In case
yesterday's backup horror story didn't scare you
enough, here's an incomplete list of things that have been known to go
wrong with backups. Are you sure that none of them are happening to
your backups right now?
- the backup program writes corrupted backups.
- the backup program doesn't capture a usable system state because
things keep changing even as it runs (databases are famous for
this).
- the backup program generates incomplete backups, especially when run
in incremental mode. For example, many Unix systems have historically
had problems backing up renamed files or renamed directories.
- the backup program is not noticing or complaining enough about disk
read errors. (This happened to us. We lost some somewhat valuable
historical files.)
- you're not actually backing up everything important on the
machine. (Especially common on Unix systems if you add a filesystem
and forget to tell the backup system about it. And again, this has
happened to us.)
- despite having set them up, you're not actually doing backups;
a cron job has broken, someone is forgetting to run a necessary
command, etc etc. (Lazy people happen a lot.)
- backup media errors are being ignored.
- things don't properly notice or handle the backups hitting the end
of the media. (Embarrassingly, I once did this too; honestly, I
thought that the tape robot automatically advanced to the next
tape when it hit end-of-tape...)
- your tape drive is failing to properly write the tapes.
- your tape robot and/or backup system is not actually advancing to
the next tape, it's just overwriting the same tape over and over
without it or you realizing it.
- your backup system is accidentally overwriting the backup media
instead of appending new data to the end of it. (This has been so
common that
the Amanda backup system refuses to
append to tapes to eliminate the possibility of this happening.)
- your backup tapes are not getting properly rotated. (This is a famous
'lazy people' issue, where the minimum-wage worker you hired hasn't
bothered to actually change tapes.)
- your tape drive has drifted out of proper alignment; while it can
read back tapes that it wrote, nothing else can. Woe strikes if
(or when) you have to replace it or it gets repaired. (Exabyte tape
drives used to be infamous for this.)
- your tape drive isn't being made any more. If it breaks, can you get
another one that can read your backup tapes back?

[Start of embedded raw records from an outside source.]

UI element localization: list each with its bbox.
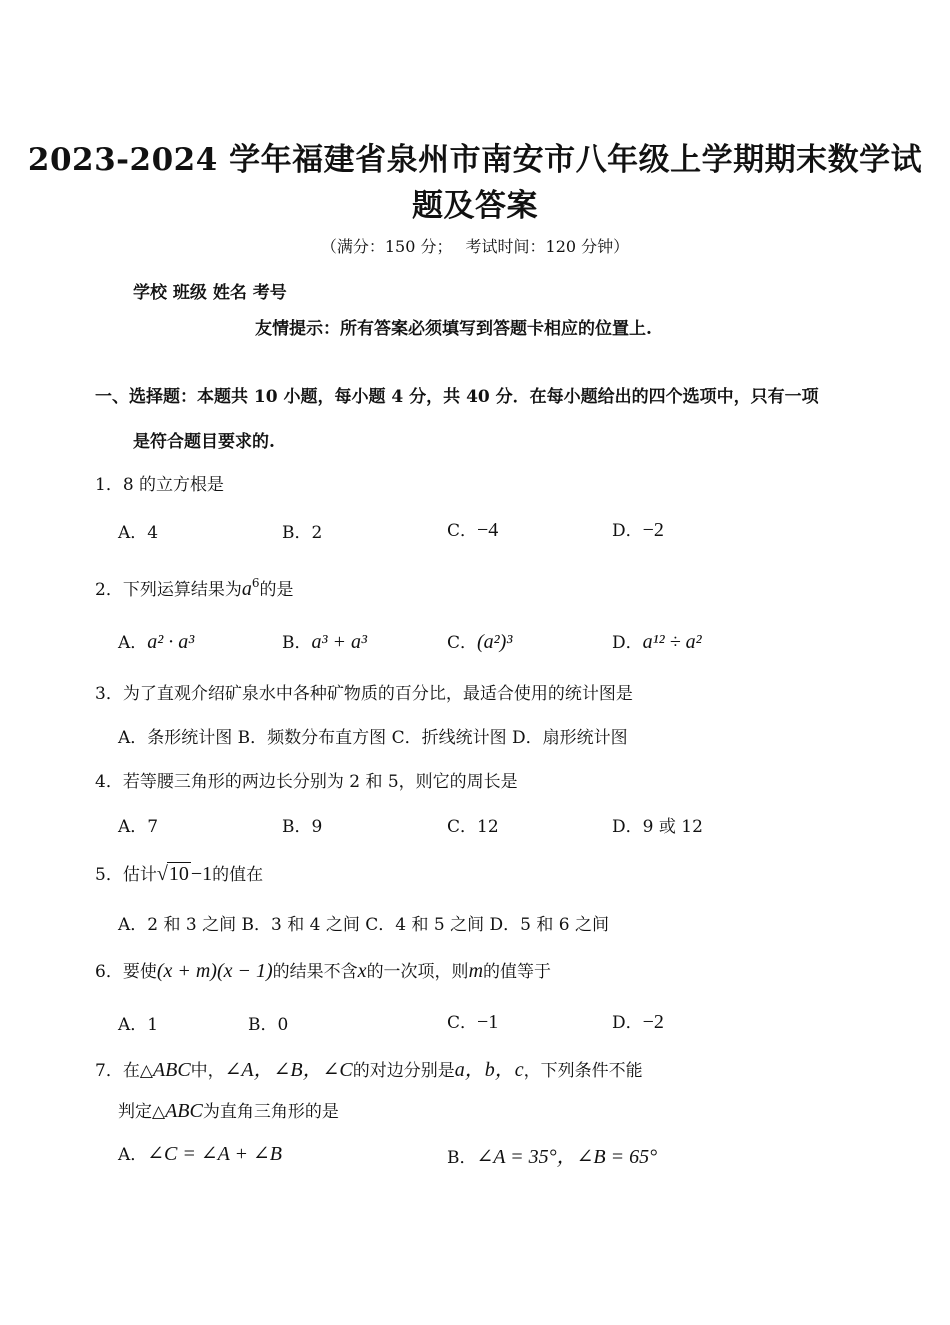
q7-stem-line2: 判定△ABC为直角三角形的是: [118, 1100, 339, 1122]
q6-option-d: D．−2: [612, 1011, 664, 1033]
q2-option-c: C．(a²)³: [447, 631, 513, 653]
q3-options: A．条形统计图 B．频数分布直方图 C．折线统计图 D．扇形统计图: [118, 728, 628, 748]
page-title-line1: 2023-2024 学年福建省泉州市南安市八年级上学期期末数学试: [27, 142, 923, 178]
q2-stem: 2．下列运算结果为$a^6$的是: [95, 576, 294, 600]
q7-option-a: A．∠C = ∠A + ∠B: [118, 1143, 282, 1165]
q2-option-d: D．a¹² ÷ a²: [612, 631, 702, 653]
q4-option-c: C．12: [447, 817, 499, 837]
q4-option-d: D．9 或 12: [612, 817, 703, 837]
q4-option-b: B．9: [282, 817, 323, 837]
q6-option-a: A．1: [118, 1015, 159, 1035]
q7-stem-line1: 7．在△ABC中，∠A，∠B，∠C的对边分别是a，b，c，下列条件不能: [95, 1059, 643, 1081]
q6-option-b: B．0: [248, 1015, 289, 1035]
section1-heading-line2: 是符合题目要求的.: [133, 432, 275, 452]
q6-option-c: C．−1: [447, 1011, 499, 1033]
student-fields: 学校 班级 姓名 考号: [133, 283, 287, 303]
q6-stem: 6．要使(x + m)(x − 1)的结果不含x的一次项，则m的值等于: [95, 960, 552, 982]
tip: 友情提示：所有答案必须填写到答题卡相应的位置上.: [255, 319, 652, 339]
q2-option-a: A．a² · a³: [118, 631, 195, 653]
q4-option-a: A．7: [118, 817, 159, 837]
exam-info: （满分：150 分； 考试时间：120 分钟）: [320, 237, 630, 256]
q5-stem: 5．估计√10 −1的值在: [95, 863, 264, 885]
q7-option-b: B．∠A = 35°，∠B = 65°: [447, 1146, 658, 1168]
section1-heading-line1: 一、选择题：本题共 10 小题，每小题 4 分，共 40 分．在每小题给出的四个选项中，只有一项: [95, 387, 819, 407]
q2-option-b: B．a³ + a³: [282, 631, 367, 653]
q1-option-b: B．2: [282, 523, 323, 543]
q3-stem: 3．为了直观介绍矿泉水中各种矿物质的百分比，最适合使用的统计图是: [95, 684, 633, 704]
q5-options: A．2 和 3 之间 B．3 和 4 之间 C．4 和 5 之间 D．5 和 6 之间: [118, 915, 609, 935]
q1-option-c: C．−4: [447, 519, 499, 541]
q1-stem: 1．8 的立方根是: [95, 475, 225, 495]
page-title-line2: 题及答案: [412, 188, 538, 224]
q5-radicand: 10: [168, 863, 189, 885]
q1-option-d: D．−2: [612, 519, 664, 541]
q1-option-a: A．4: [118, 523, 159, 543]
q4-stem: 4．若等腰三角形的两边长分别为 2 和 5，则它的周长是: [95, 772, 518, 792]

- your backup system's index files that tell you what backups are on
what tapes are not being backed up.
- your backup system's index files are being backed up, but you don't
know to where without the index files.
- backups can only be restored by a program running on the same
operating system (and architecture) that made them. Don't lose your
last machine of that OS + architecture combination!
- your commercial backup system requires a node-locked license even to
restore files. If you lose the backup server, can you easily run the
software on another machine?
- your restore program has bugs, although the backups themselves are
fine. (This has happened to us. It's at least somewhat fixable.)

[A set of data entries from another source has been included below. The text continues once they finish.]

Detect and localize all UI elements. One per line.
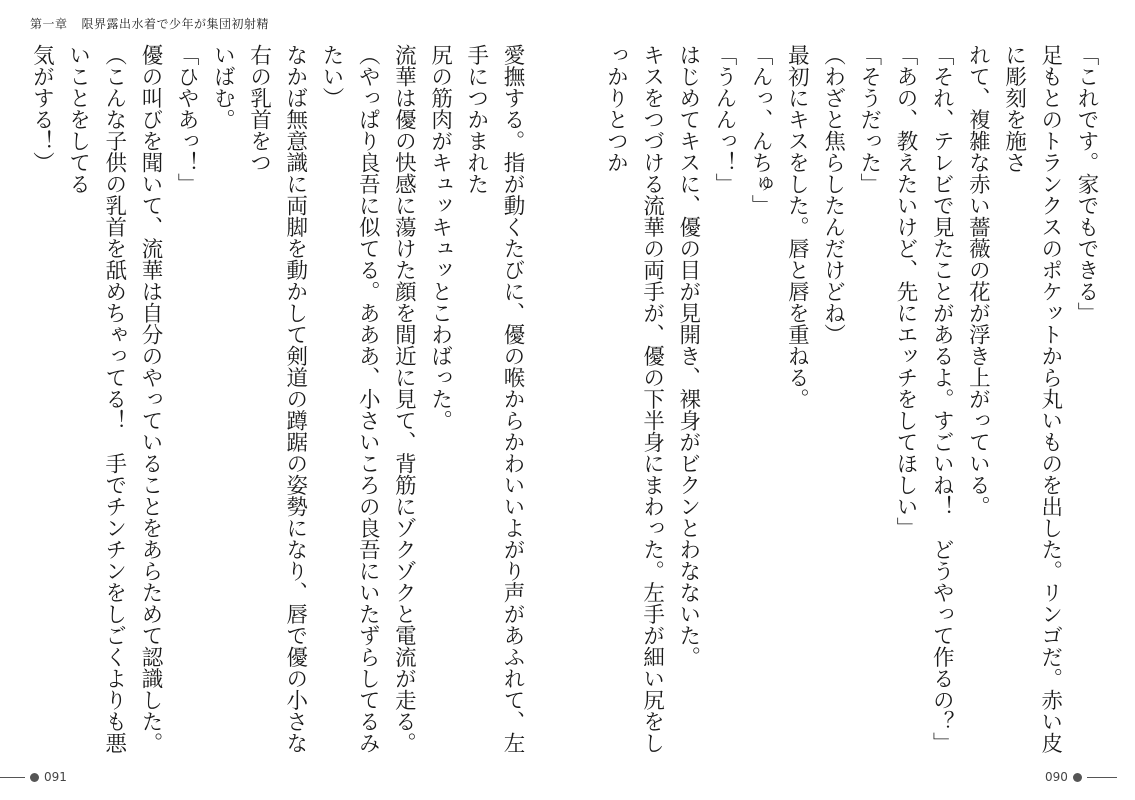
text-line xyxy=(594,44,597,759)
right-page-number: 090 xyxy=(1045,770,1068,784)
text-line: 気がする！） xyxy=(29,44,55,173)
text-line: キスをつづける流華の両手が、優の下半身にまわった。左手が細い尻をしっかりとつか xyxy=(603,44,665,754)
text-line xyxy=(20,44,23,759)
right-page-folio xyxy=(1045,765,1135,789)
text-line: （やっぱり良吾に似てる。あああ、小さいころの良吾にいたずらしてるみたい） xyxy=(318,44,381,754)
text-line: なかば無意識に両脚を動かして剣道の蹲踞の姿勢になり、唇で優の小さな右の乳首をつ xyxy=(246,44,308,754)
text-line: 「これです。家でもできる」 xyxy=(1074,44,1099,324)
text-line: 愛撫する。指が動くたびに、優の喉からかわいいよがり声があふれて、左手につかまれた xyxy=(463,44,525,754)
text-line: 「そうだった」 xyxy=(856,44,882,195)
text-line: 最初にキスをした。唇と唇を重ねる。 xyxy=(784,44,810,410)
folio-dot xyxy=(1073,773,1082,782)
text-line: れて、複雑な赤い薔薇の花が浮き上がっている。 xyxy=(965,44,991,517)
text-line: 足もとのトランクスのポケットから丸いものを出した。リンゴだ。赤い皮に彫刻を施さ xyxy=(1001,44,1063,754)
text-line: （わざと焦らしたんだけどね） xyxy=(820,44,846,345)
left-page-folio xyxy=(0,765,90,789)
chapter-running-header xyxy=(30,15,269,32)
chapter-number: 第一章 xyxy=(30,17,68,31)
text-line: 流華は優の快感に蕩けた顔を間近に見て、背筋にゾクゾクと電流が走る。 xyxy=(391,44,417,754)
text-line: 「んっ、んちゅ」 xyxy=(748,44,774,216)
folio-rule xyxy=(1087,777,1117,778)
left-page-number: 091 xyxy=(44,770,67,784)
folio-rule xyxy=(0,777,25,778)
text-line: いばむ。 xyxy=(210,44,236,130)
text-line: 「それ、テレビで見たことがあるよ。すごいね！ どうやって作るの？」 xyxy=(929,44,955,754)
folio-dot xyxy=(30,773,39,782)
text-line: 優の叫びを聞いて、流華は自分のやっていることをあらためて認識した。 xyxy=(137,44,163,754)
right-page-text xyxy=(594,44,1104,759)
text-line: 「あの、教えたいけど、先にエッチをしてほしい」 xyxy=(892,44,918,539)
text-line: 「ひやあっ！」 xyxy=(174,44,200,195)
text-line: （こんな子供の乳首を舐めちゃってる！ 手でチンチンをしごくよりも悪いことをしてる xyxy=(65,44,127,754)
text-line: はじめてキスに、優の目が見開き、裸身がビクンとわなないた。 xyxy=(675,44,701,668)
text-line: 尻の筋肉がキュッキュッとこわばった。 xyxy=(427,44,453,431)
chapter-title: 限界露出水着で少年が集団初射精 xyxy=(81,17,270,31)
left-page-text xyxy=(20,44,530,759)
text-line: 「うんんっ！」 xyxy=(711,44,737,195)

- your offsite backups aren't.
- your offsite backups aren't recent enough.
While some of these are very hard to check for, the only way in general
to be confidant that they aren't quietly happening to you is to test
restoring from your backups periodically. Backups really need an
end-to-end test every so often.
(Feel free to add more in comments, of course. Note that I'm pretty much
focusing on things that could be quietly going wrong in your (low-level)
backup system itself, as opposed to all the additional problems that you
can have in a disaster-recovery situation.)